[blparent] School shooting drills?

Pickrell, Rebecca M (TASC) REBECCA.PICKRELL at tasc.com
Tue May 8 13:09:42 UTC 2012


        Yes, these drills are nothing new.  My mom has many of the same memories as Bob.

If you want to have a very eye-opening experience watch the movie Thirteen Days with someone who was a young teenager at the time it was going on. Bonus points if that person lived near the D.C. area.



-----Original Message-----
From: blparent-bounces at nfbnet.org [mailto:blparent-bounces at nfbnet.org] On Behalf Of Robert Shelton
Sent: Monday, May 07, 2012 10:51 PM
To: 'Blind Parents Mailing List'
Subject: Re: [blparent] School shooting drills?

I grew up in the 1950's, and the drills I remember were for a nuclear
attack.  I still remember being lectured on how to give yourself and family
the best chance to survive a nuclear war.  Now the threats are different,
but still the sad realities of our time, as it was in the past.  Be honest
with your kids.  Reassure them that it's not likely, but good to know what
to do.  It's a fine line to explain probabilities to young children, and
kids vary greatly in their tendency to fixate on disasters.  You kind of
have to listen to get a sense of how they respond to exposure to unpleasant
-- make that terrifying possibilities.  Very hard to know whether they can
understand the difference between prudence and paranoia.

-----Original Message-----
From: Veronica Smith [mailto:madison_tewe at spinn.net]
Sent: Monday, May 07, 2012 5:05 PM
To: 'Jo Elizabeth Pinto'; 'Blind Parents Mailing List'
Subject: Re: [blparent] School shooting drills?

So when Gab started school 5 years ago, she was terrified that there would
be a fire at school and at home.  Reality, there might be and how does one
assure a 5/6 year old that it is safe to go to school or better yet sleep in
your own bed.  Whether a fire drill or a shooting drill, the fear is
instilled into our children.
I would like to believe that none of the above would ever come to my child's
school, but the reality is we just don't know.  the only drills that I have
ever been apart of was a fire drill, but what would I do if a gunman came
in, I've never been taught, I've  never been drilled.  Gab says they have
fire drills now and then and lock down drills.  The first time I heard that,
a lock down drill, I was terrified and thought to myself, I take my child
there, do we live in a bad neighborhood, WTH But it happens everywhere, in
good neighborhoods and in bad.  If a bad peep wants to come into my
neighborhood, all they have to do is jump in their car and go.


-----Original Message-----
From: blparent-bounces at nfbnet.org [mailto:blparent-bounces at nfbnet.org] On
Behalf Of Jo Elizabeth Pinto
Sent: Sunday, May 06, 2012 6:15 PM
To: NFBnet Blind Parents Mailing List
Subject: [blparent] School shooting drills?

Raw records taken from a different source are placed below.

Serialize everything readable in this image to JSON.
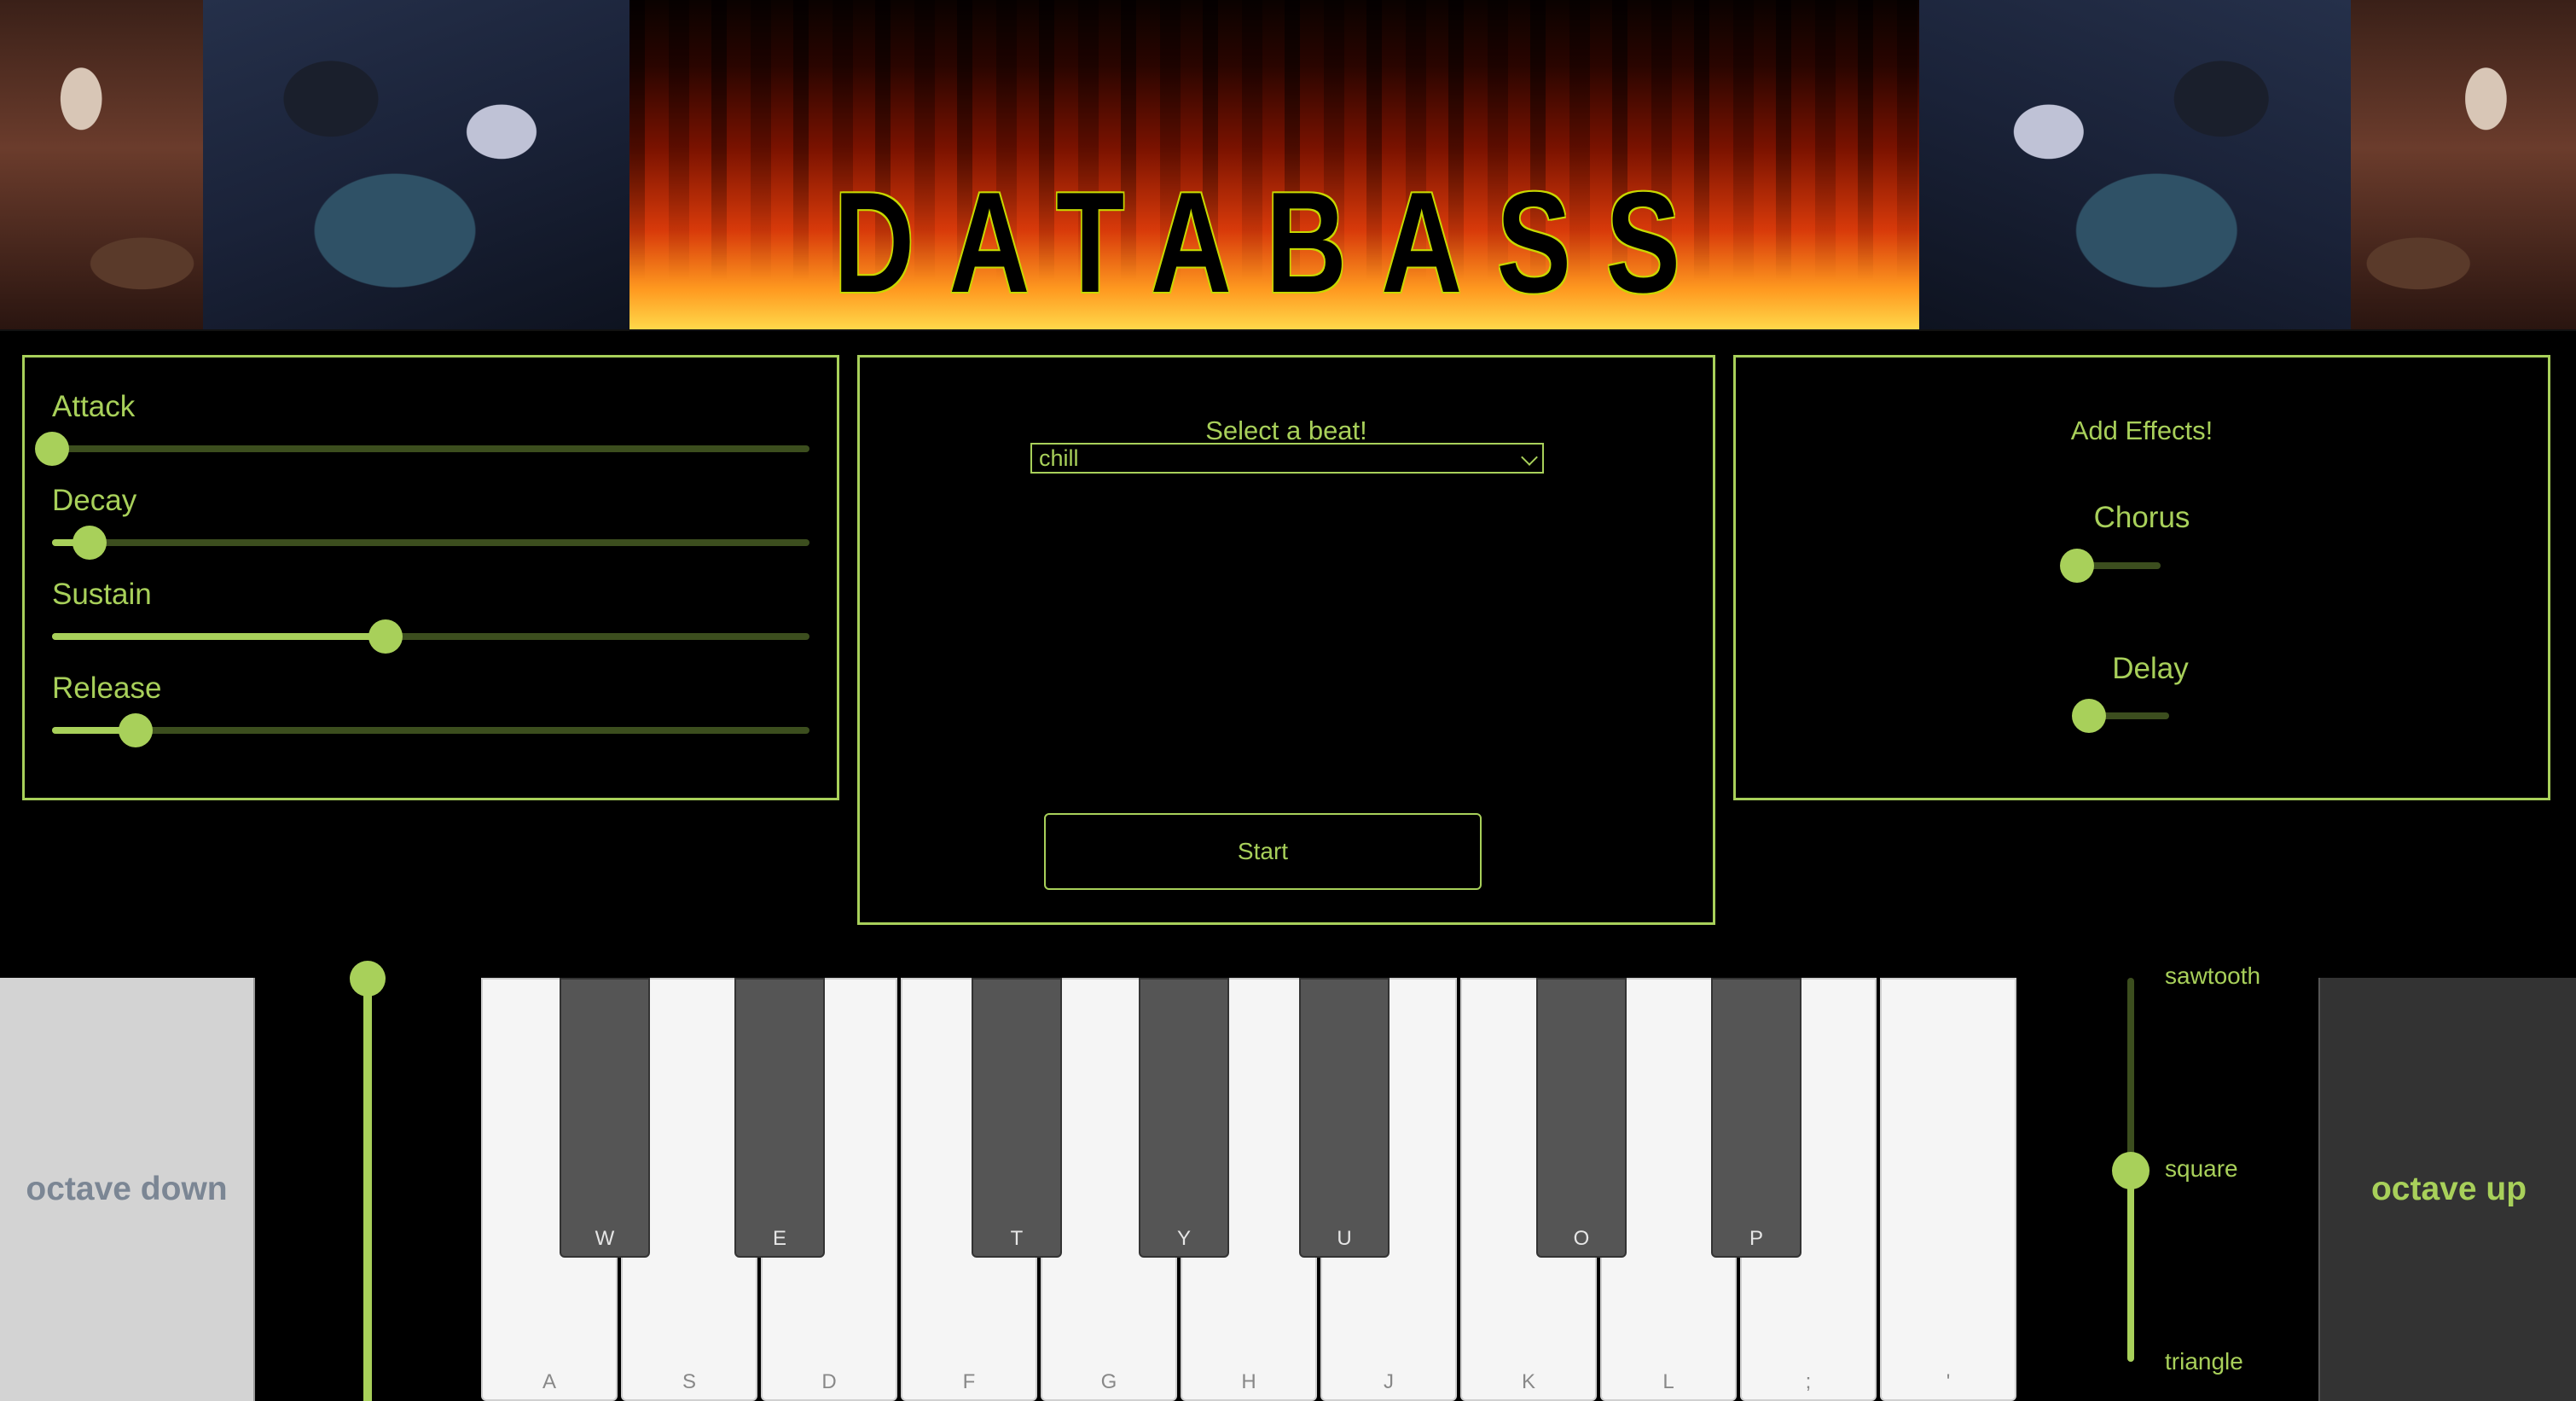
{
  "banner": {
    "logo_text": "DATABASS"
  },
  "envelope": {
    "controls": [
      {
        "label": "Attack",
        "value": 0.0
      },
      {
        "label": "Decay",
        "value": 0.05
      },
      {
        "label": "Sustain",
        "value": 0.44
      },
      {
        "label": "Release",
        "value": 0.11
      }
    ]
  },
  "beat": {
    "title": "Select a beat!",
    "selected": "chill",
    "start_label": "Start"
  },
  "effects": {
    "title": "Add Effects!",
    "chorus_label": "Chorus",
    "chorus_value": 0.0,
    "delay_label": "Delay",
    "delay_value": 0.0
  },
  "keyboard": {
    "octave_down_label": "octave down",
    "octave_up_label": "octave up",
    "volume_value": 1.0,
    "white_keys": [
      "A",
      "S",
      "D",
      "F",
      "G",
      "H",
      "J",
      "K",
      "L",
      ";",
      "'"
    ],
    "black_keys": [
      "W",
      "E",
      "T",
      "Y",
      "U",
      "O",
      "P"
    ],
    "waveform": {
      "options": [
        "sawtooth",
        "square",
        "triangle"
      ],
      "selected": "square"
    }
  },
  "colors": {
    "accent": "#a8d05a",
    "background": "#000000",
    "track_dark": "#3c4e1e"
  }
}
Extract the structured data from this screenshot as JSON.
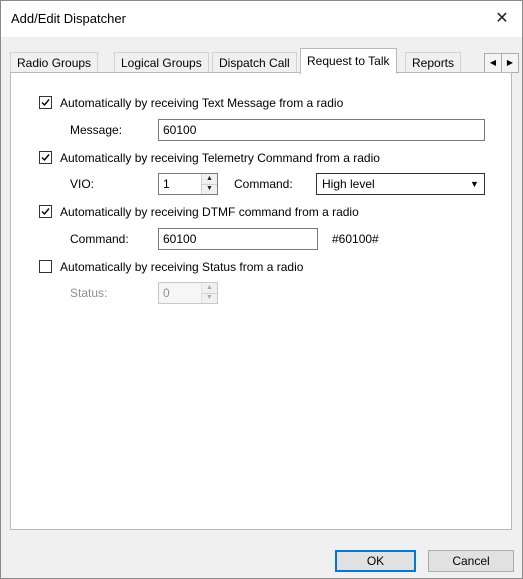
{
  "window": {
    "title": "Add/Edit Dispatcher",
    "close_glyph": "✕"
  },
  "tabs": [
    {
      "label": "Radio Groups",
      "active": false
    },
    {
      "label": "Logical Groups",
      "active": false
    },
    {
      "label": "Dispatch Call",
      "active": false
    },
    {
      "label": "Request to Talk",
      "active": true
    },
    {
      "label": "Reports",
      "active": false
    }
  ],
  "tab_scroll": {
    "left_glyph": "◀",
    "right_glyph": "▶"
  },
  "text_message": {
    "checkbox_label": "Automatically by receiving Text Message from a radio",
    "checked": true,
    "message_label": "Message:",
    "message_value": "60100"
  },
  "telemetry": {
    "checkbox_label": "Automatically by receiving Telemetry Command from a radio",
    "checked": true,
    "vio_label": "VIO:",
    "vio_value": "1",
    "command_label": "Command:",
    "command_value": "High level"
  },
  "dtmf": {
    "checkbox_label": "Automatically by receiving DTMF command from a radio",
    "checked": true,
    "command_label": "Command:",
    "command_value": "60100",
    "preview": "#60100#"
  },
  "status": {
    "checkbox_label": "Automatically by receiving Status from a radio",
    "checked": false,
    "status_label": "Status:",
    "status_value": "0"
  },
  "buttons": {
    "ok_label": "OK",
    "cancel_label": "Cancel"
  }
}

Students Participating in Fake 'School Shootings' May End Up More Anxious
Than Prepared

Posted by Jeanne Sager on May 2, 2012
How's this for unsettling? I hit the website of my local paper to see
pictures of a school up the road from me filled with cops brandishing big
guns. The good news? It was all a drill. The bad news? High school shootings
have now become so commonplace that teachers and students are now practicing
for them!

The photos from the local school are an example of a national trend. Mock
shooting drills are now lined up on the school calendar right along with the
fire drills of our youth. This is our reality.

Schools here in New York. Schools in Florida. Schools in Michigan. They've
all let men with guns into the building so teachers, and in some schools,
the teenagers too can practice -- in a safe manner -- what to do if a child
turns into a killer. They're hoping to save lives by being proactive.

I trust the members of law enforcement who led the shooting scenario in my
area. I understand their reasoning for trying it out. I want my kid to be
properly prepped for an emergency. I went through fire drills and mock DWI
accident drills and God knows what else drills back in my day, and I admit
they helped. When I hear a fire alarm, I know what to do.

But that doesn't mean I like it.

Yes; a shooting may happen. But actually, thankfully, the statistics say it
probably won't. Just this February, in the wake of the horrific shooting in
Chardon, Ohio, Justice Department's Bureau of Justice Statistics released a
study showing school-related violent deaths are at an all-time low since it
began tracking such deaths in 1992. And these are the statistics we need to
focus on.

We send our kids off to school each day thinking that they are going to a
safe place. We aren't naive. We're aware there are shootings. But we have to
focus on the positive in order to get through the day, in order to entrust
teachers with our most precious "belongings" so to speak. The reasoning is
two-pronged. It's to make us feel better, but it's also to comfort our kids.
This is a place where they spend much of their lives; they need to feel safe
there.

A school shooting drill takes the careful fantasy we have built and rips it
in two. And for what? For the possibility that there may be a shooting at
our kids' school?

I understand why law enforcement is suggesting these drills. But if they are
the new normal, I'm afraid of what we're accepting as "normal."